Raiffeisen ha registrato un utile in leggero calo dell'1,5% a 363 milioni di franchi nel primo semestre rispetto allo stesso periodo del 2013. L'utile lordo si è ridotto dello 0,2% a 533 milioni, ha precisato stamani il terzo istituto bancario svizzero. I ricavi operativi, cioè i ricavi delle attività bancarie, sono invece migliorati dell'1,3%, a 1,4 miliardi di franchi. I patrimoni gestiti sono progrediti del 2,8% a 192,3 miliardi.

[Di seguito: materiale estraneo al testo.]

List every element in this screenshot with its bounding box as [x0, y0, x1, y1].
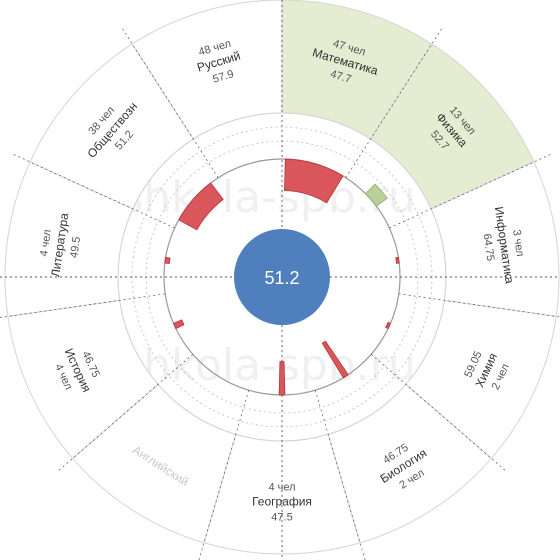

Per quanto riguarda il secondo semestre, il gruppo punta su un'evoluzione positiva. "Gli investimenti nel private banking, l'asset management et le operazioni con la clientela impresa dovrebbero generale redditi supplementari"", rileva la nota.
"Too big to fail"
Raiffeisen è un gruppo finanziario d'importanza sistemica, secondo la Banca nazionale svizzera. La decisione è stata presa dopo consultazione dell'istituto bancario e dell'Autorità federale di vigilanza sui mercati finanziari (Finma), indica la BNS in una nota odierna. Secondo la BNS, Raiffeisen propone servizi che sono indispensabili per l'economia nazionale svizzera e non possono essere sostituiti a breve termine, sottolinea a sua volta il gruppo bancario sangallese oggi in una nota.

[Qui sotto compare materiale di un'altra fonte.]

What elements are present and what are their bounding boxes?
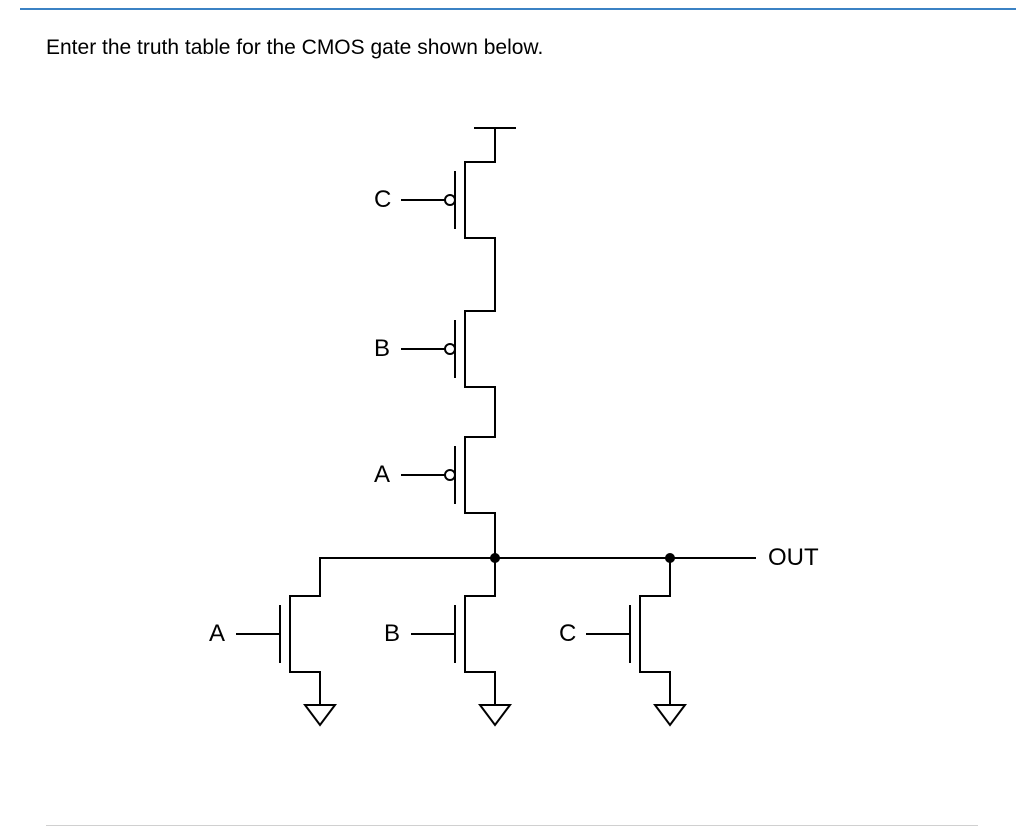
label-nmos-c: C xyxy=(559,620,576,648)
bottom-rule xyxy=(46,825,978,826)
label-out: OUT xyxy=(768,544,819,572)
pmos-a-transistor xyxy=(402,437,495,513)
top-rule xyxy=(20,8,1016,10)
nmos-a-transistor xyxy=(237,558,320,705)
gnd-a-icon xyxy=(305,705,335,725)
pmos-c-transistor xyxy=(402,162,495,238)
out-wire xyxy=(320,554,755,562)
gnd-c-icon xyxy=(655,705,685,725)
gnd-b-icon xyxy=(480,705,510,725)
label-nmos-a: A xyxy=(209,620,225,648)
nmos-b-transistor xyxy=(412,558,495,705)
label-pmos-c: C xyxy=(374,186,391,214)
cmos-circuit-diagram: C B A A B C OUT xyxy=(140,100,880,780)
circuit-svg xyxy=(140,100,880,780)
label-pmos-a: A xyxy=(374,461,390,489)
page: Enter the truth table for the CMOS gate … xyxy=(0,0,1024,836)
prompt-text: Enter the truth table for the CMOS gate … xyxy=(46,36,543,60)
vdd-rail-icon xyxy=(475,128,515,162)
label-pmos-b: B xyxy=(374,335,390,363)
pmos-b-transistor xyxy=(402,311,495,387)
label-nmos-b: B xyxy=(384,620,400,648)
nmos-c-transistor xyxy=(587,558,670,705)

La posizione di Raiffeisen sul mercato dei depositi e dei crediti ha svolto un ruolo determinante nella decisione della BNS, spiega la nota. Lo statuto sistemico implica esigenze particolari alle quali Raiffeisen "farà in modo di soddisfare in una prossima tappa, in accordo con la FINMA", aggiunge la banca.